Amerykańska aktorka Amber Heard to kolejna osoba zeznająca przed londyńskim sądem w sprawie, jaką jej były mąż, Johnny Depp wytoczył brytyjskiemu brukowcowi za oskarżanie go o bicie małżonki.Jak można się było spodziewać, zeznania Amber Heard nie pomogą Deppowi. Jego ex żona powiedziała, że Johnny Depp groził jej śmiercią!
Johnny Depp pozywa wydawcę gazety The Sun w sprawie artykułu z 2018 roku. Aktor utrzymuje, że wszystkie wysuwane przeciwko niemu przez byłą żonę zarzuty o fizyczne i psychiczne się znęcanie są wyssane z palca.
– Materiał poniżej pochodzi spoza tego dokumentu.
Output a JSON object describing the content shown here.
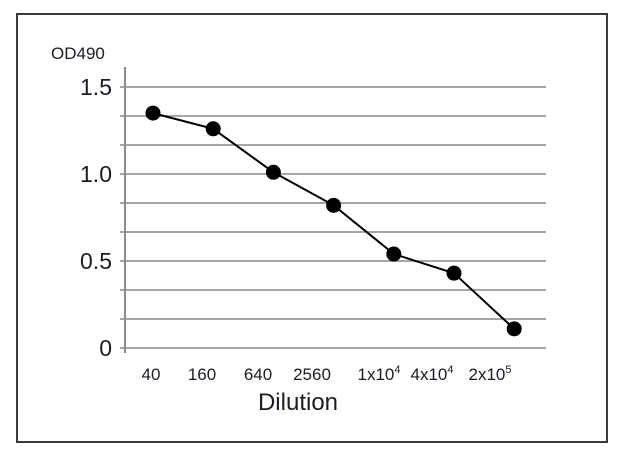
{
  "chart_data": {
    "type": "line",
    "title": "",
    "xlabel": "Dilution",
    "ylabel": "OD490",
    "categories": [
      "40",
      "160",
      "640",
      "2560",
      "1x10^4",
      "4x10^4",
      "2x10^5"
    ],
    "x_tick_labels": [
      {
        "base": "40",
        "sup": ""
      },
      {
        "base": "160",
        "sup": ""
      },
      {
        "base": "640",
        "sup": ""
      },
      {
        "base": "2560",
        "sup": ""
      },
      {
        "base": "1x10",
        "sup": "4"
      },
      {
        "base": "4x10",
        "sup": "4"
      },
      {
        "base": "2x10",
        "sup": "5"
      }
    ],
    "series": [
      {
        "name": "OD490",
        "values": [
          1.35,
          1.26,
          1.01,
          0.82,
          0.54,
          0.43,
          0.11
        ],
        "color": "#000000",
        "marker": "circle"
      }
    ],
    "ylim": [
      0,
      1.5
    ],
    "y_ticks": [
      {
        "value": 0,
        "label": "0"
      },
      {
        "value": 0.5,
        "label": "0.5"
      },
      {
        "value": 1.0,
        "label": "1.0"
      },
      {
        "value": 1.5,
        "label": "1.5"
      }
    ],
    "y_minor_gridlines": [
      0,
      0.1667,
      0.3333,
      0.5,
      0.6667,
      0.8333,
      1.0,
      1.1667,
      1.3333,
      1.5
    ],
    "grid": true,
    "legend": "none"
  },
  "colors": {
    "gridline": "#a6a6a6",
    "axis": "#8c8c8c",
    "series_line": "#000000",
    "marker": "#000000",
    "text": "#1c1c24",
    "frame": "#3a3a3a"
  }
}
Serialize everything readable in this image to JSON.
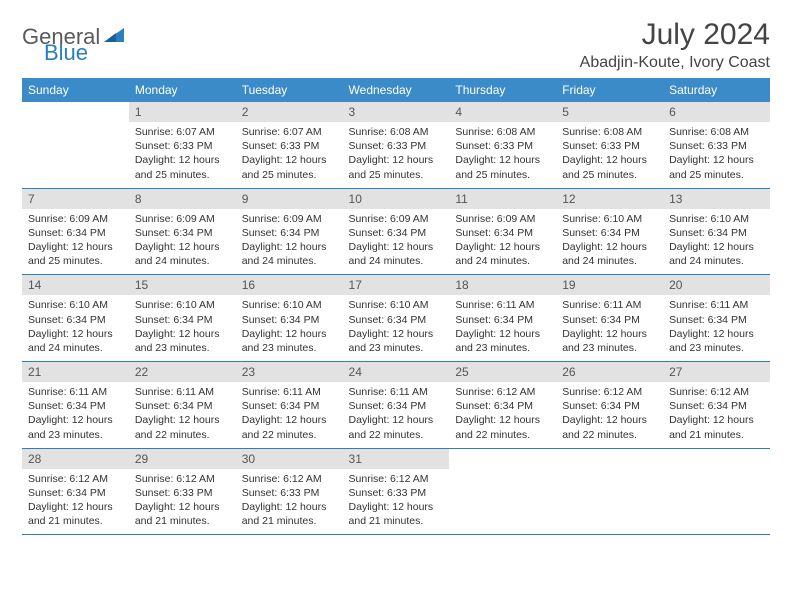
{
  "brand": {
    "part1": "General",
    "part2": "Blue"
  },
  "title": "July 2024",
  "location": "Abadjin-Koute, Ivory Coast",
  "colors": {
    "header_bg": "#3b8bc8",
    "border": "#2a7fbf",
    "daynum_bg": "#e2e2e2",
    "text": "#333333",
    "brand_gray": "#5a5a5a",
    "brand_blue": "#2a7fbf"
  },
  "weekdays": [
    "Sunday",
    "Monday",
    "Tuesday",
    "Wednesday",
    "Thursday",
    "Friday",
    "Saturday"
  ],
  "weeks": [
    [
      {
        "n": "",
        "sr": "",
        "ss": "",
        "dl": ""
      },
      {
        "n": "1",
        "sr": "Sunrise: 6:07 AM",
        "ss": "Sunset: 6:33 PM",
        "dl": "Daylight: 12 hours and 25 minutes."
      },
      {
        "n": "2",
        "sr": "Sunrise: 6:07 AM",
        "ss": "Sunset: 6:33 PM",
        "dl": "Daylight: 12 hours and 25 minutes."
      },
      {
        "n": "3",
        "sr": "Sunrise: 6:08 AM",
        "ss": "Sunset: 6:33 PM",
        "dl": "Daylight: 12 hours and 25 minutes."
      },
      {
        "n": "4",
        "sr": "Sunrise: 6:08 AM",
        "ss": "Sunset: 6:33 PM",
        "dl": "Daylight: 12 hours and 25 minutes."
      },
      {
        "n": "5",
        "sr": "Sunrise: 6:08 AM",
        "ss": "Sunset: 6:33 PM",
        "dl": "Daylight: 12 hours and 25 minutes."
      },
      {
        "n": "6",
        "sr": "Sunrise: 6:08 AM",
        "ss": "Sunset: 6:33 PM",
        "dl": "Daylight: 12 hours and 25 minutes."
      }
    ],
    [
      {
        "n": "7",
        "sr": "Sunrise: 6:09 AM",
        "ss": "Sunset: 6:34 PM",
        "dl": "Daylight: 12 hours and 25 minutes."
      },
      {
        "n": "8",
        "sr": "Sunrise: 6:09 AM",
        "ss": "Sunset: 6:34 PM",
        "dl": "Daylight: 12 hours and 24 minutes."
      },
      {
        "n": "9",
        "sr": "Sunrise: 6:09 AM",
        "ss": "Sunset: 6:34 PM",
        "dl": "Daylight: 12 hours and 24 minutes."
      },
      {
        "n": "10",
        "sr": "Sunrise: 6:09 AM",
        "ss": "Sunset: 6:34 PM",
        "dl": "Daylight: 12 hours and 24 minutes."
      },
      {
        "n": "11",
        "sr": "Sunrise: 6:09 AM",
        "ss": "Sunset: 6:34 PM",
        "dl": "Daylight: 12 hours and 24 minutes."
      },
      {
        "n": "12",
        "sr": "Sunrise: 6:10 AM",
        "ss": "Sunset: 6:34 PM",
        "dl": "Daylight: 12 hours and 24 minutes."
      },
      {
        "n": "13",
        "sr": "Sunrise: 6:10 AM",
        "ss": "Sunset: 6:34 PM",
        "dl": "Daylight: 12 hours and 24 minutes."
      }
    ],
    [
      {
        "n": "14",
        "sr": "Sunrise: 6:10 AM",
        "ss": "Sunset: 6:34 PM",
        "dl": "Daylight: 12 hours and 24 minutes."
      },
      {
        "n": "15",
        "sr": "Sunrise: 6:10 AM",
        "ss": "Sunset: 6:34 PM",
        "dl": "Daylight: 12 hours and 23 minutes."
      },
      {
        "n": "16",
        "sr": "Sunrise: 6:10 AM",
        "ss": "Sunset: 6:34 PM",
        "dl": "Daylight: 12 hours and 23 minutes."
      },
      {
        "n": "17",
        "sr": "Sunrise: 6:10 AM",
        "ss": "Sunset: 6:34 PM",
        "dl": "Daylight: 12 hours and 23 minutes."
      },
      {
        "n": "18",
        "sr": "Sunrise: 6:11 AM",
        "ss": "Sunset: 6:34 PM",
        "dl": "Daylight: 12 hours and 23 minutes."
      },
      {
        "n": "19",
        "sr": "Sunrise: 6:11 AM",
        "ss": "Sunset: 6:34 PM",
        "dl": "Daylight: 12 hours and 23 minutes."
      },
      {
        "n": "20",
        "sr": "Sunrise: 6:11 AM",
        "ss": "Sunset: 6:34 PM",
        "dl": "Daylight: 12 hours and 23 minutes."
      }
    ],
    [
      {
        "n": "21",
        "sr": "Sunrise: 6:11 AM",
        "ss": "Sunset: 6:34 PM",
        "dl": "Daylight: 12 hours and 23 minutes."
      },
      {
        "n": "22",
        "sr": "Sunrise: 6:11 AM",
        "ss": "Sunset: 6:34 PM",
        "dl": "Daylight: 12 hours and 22 minutes."
      },
      {
        "n": "23",
        "sr": "Sunrise: 6:11 AM",
        "ss": "Sunset: 6:34 PM",
        "dl": "Daylight: 12 hours and 22 minutes."
      },
      {
        "n": "24",
        "sr": "Sunrise: 6:11 AM",
        "ss": "Sunset: 6:34 PM",
        "dl": "Daylight: 12 hours and 22 minutes."
      },
      {
        "n": "25",
        "sr": "Sunrise: 6:12 AM",
        "ss": "Sunset: 6:34 PM",
        "dl": "Daylight: 12 hours and 22 minutes."
      },
      {
        "n": "26",
        "sr": "Sunrise: 6:12 AM",
        "ss": "Sunset: 6:34 PM",
        "dl": "Daylight: 12 hours and 22 minutes."
      },
      {
        "n": "27",
        "sr": "Sunrise: 6:12 AM",
        "ss": "Sunset: 6:34 PM",
        "dl": "Daylight: 12 hours and 21 minutes."
      }
    ],
    [
      {
        "n": "28",
        "sr": "Sunrise: 6:12 AM",
        "ss": "Sunset: 6:34 PM",
        "dl": "Daylight: 12 hours and 21 minutes."
      },
      {
        "n": "29",
        "sr": "Sunrise: 6:12 AM",
        "ss": "Sunset: 6:33 PM",
        "dl": "Daylight: 12 hours and 21 minutes."
      },
      {
        "n": "30",
        "sr": "Sunrise: 6:12 AM",
        "ss": "Sunset: 6:33 PM",
        "dl": "Daylight: 12 hours and 21 minutes."
      },
      {
        "n": "31",
        "sr": "Sunrise: 6:12 AM",
        "ss": "Sunset: 6:33 PM",
        "dl": "Daylight: 12 hours and 21 minutes."
      },
      {
        "n": "",
        "sr": "",
        "ss": "",
        "dl": ""
      },
      {
        "n": "",
        "sr": "",
        "ss": "",
        "dl": ""
      },
      {
        "n": "",
        "sr": "",
        "ss": "",
        "dl": ""
      }
    ]
  ]
}
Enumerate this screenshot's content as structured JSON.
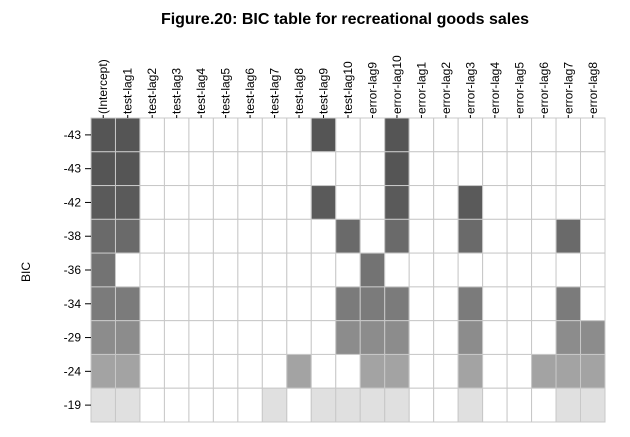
{
  "chart_data": {
    "type": "heatmap",
    "title": "Figure.20: BIC table for recreational goods sales",
    "ylabel": "BIC",
    "xlabel": "",
    "columns": [
      "(Intercept)",
      "test-lag1",
      "test-lag2",
      "test-lag3",
      "test-lag4",
      "test-lag5",
      "test-lag6",
      "test-lag7",
      "test-lag8",
      "test-lag9",
      "test-lag10",
      "error-lag9",
      "error-lag10",
      "error-lag1",
      "error-lag2",
      "error-lag3",
      "error-lag4",
      "error-lag5",
      "error-lag6",
      "error-lag7",
      "error-lag8"
    ],
    "rows": [
      {
        "bic": "-43",
        "color": "#555555",
        "included": [
          "(Intercept)",
          "test-lag1",
          "test-lag9",
          "error-lag10"
        ]
      },
      {
        "bic": "-43",
        "color": "#555555",
        "included": [
          "(Intercept)",
          "test-lag1",
          "error-lag10"
        ]
      },
      {
        "bic": "-42",
        "color": "#5a5a5a",
        "included": [
          "(Intercept)",
          "test-lag1",
          "test-lag9",
          "error-lag10",
          "error-lag3"
        ]
      },
      {
        "bic": "-38",
        "color": "#6a6a6a",
        "included": [
          "(Intercept)",
          "test-lag1",
          "test-lag10",
          "error-lag10",
          "error-lag3",
          "error-lag7"
        ]
      },
      {
        "bic": "-36",
        "color": "#737373",
        "included": [
          "(Intercept)",
          "error-lag9"
        ]
      },
      {
        "bic": "-34",
        "color": "#7b7b7b",
        "included": [
          "(Intercept)",
          "test-lag1",
          "test-lag10",
          "error-lag9",
          "error-lag10",
          "error-lag3",
          "error-lag7"
        ]
      },
      {
        "bic": "-29",
        "color": "#8c8c8c",
        "included": [
          "(Intercept)",
          "test-lag1",
          "test-lag10",
          "error-lag9",
          "error-lag10",
          "error-lag3",
          "error-lag7",
          "error-lag8"
        ]
      },
      {
        "bic": "-24",
        "color": "#a3a3a3",
        "included": [
          "(Intercept)",
          "test-lag1",
          "test-lag8",
          "error-lag9",
          "error-lag10",
          "error-lag3",
          "error-lag6",
          "error-lag7",
          "error-lag8"
        ]
      },
      {
        "bic": "-19",
        "color": "#e0e0e0",
        "included": [
          "(Intercept)",
          "test-lag1",
          "test-lag7",
          "test-lag9",
          "test-lag10",
          "error-lag9",
          "error-lag10",
          "error-lag3",
          "error-lag7",
          "error-lag8"
        ]
      }
    ],
    "empty_color": "#ffffff",
    "grid_color": "#c8c8c8"
  }
}
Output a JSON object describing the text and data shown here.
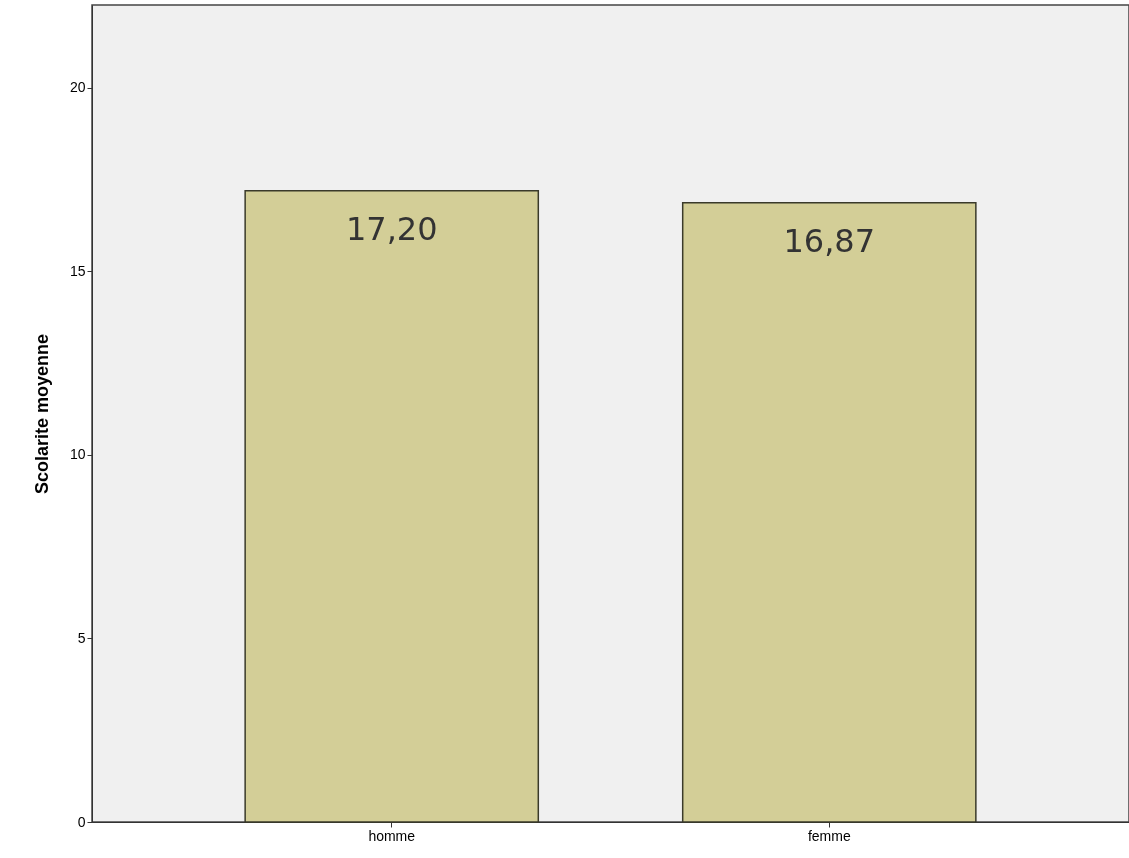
{
  "chart_data": {
    "type": "bar",
    "ylabel": "Scolarite moyenne",
    "categories": [
      "homme",
      "femme"
    ],
    "values": [
      17.2,
      16.87
    ],
    "value_labels": [
      "17,20",
      "16,87"
    ],
    "color": "#d3ce97",
    "ylim": [
      0,
      22.26
    ],
    "yticks": [
      0,
      5,
      10,
      15,
      20
    ],
    "grid": false
  }
}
Johnny Depp twierdzi, że nigdy nie było wobec Amber Heard agresywny.
AMBER HEARD: JOHNNY DEPP POWIEDZIAŁ, ŻE MNIE ZABIJE
Innego zdania jest Amber Heard. Zeznając przed sądem w poniedziałek 20 lipca aktorka stwierdziła, że czuła się poważnie zagrożona ze strony swojego byłego męża.
Wiele razy groził, że mnie zabije - zwłaszcza pod koniec naszego związku
- stwierdziła Amber Heard w specjalnym oświadczeniu, jakie złożyła przed londyńskim sądem.
Przemoc fizyczna obejmowała uderzanie pięścią, bicie, kopanie, bicie głowy i duszenie, a także rzucanie we mnie różnymi przedmiotami, ciągnięcie mnie za włosy, popychanie i przewracanie na ziemię. Rzucał we mnie różnymi rzeczami, zwłaszcza szklanymi butelkami
Johnny Depp i Amber Heard pobrali się w 2015 roku. Związek przetrwał zaledwie rok i zakończył się w atmosferze skandalu - oboje małżonkowie wzajemnie oskarżali się o stosowanie przemocy fizycznej i psychicznej.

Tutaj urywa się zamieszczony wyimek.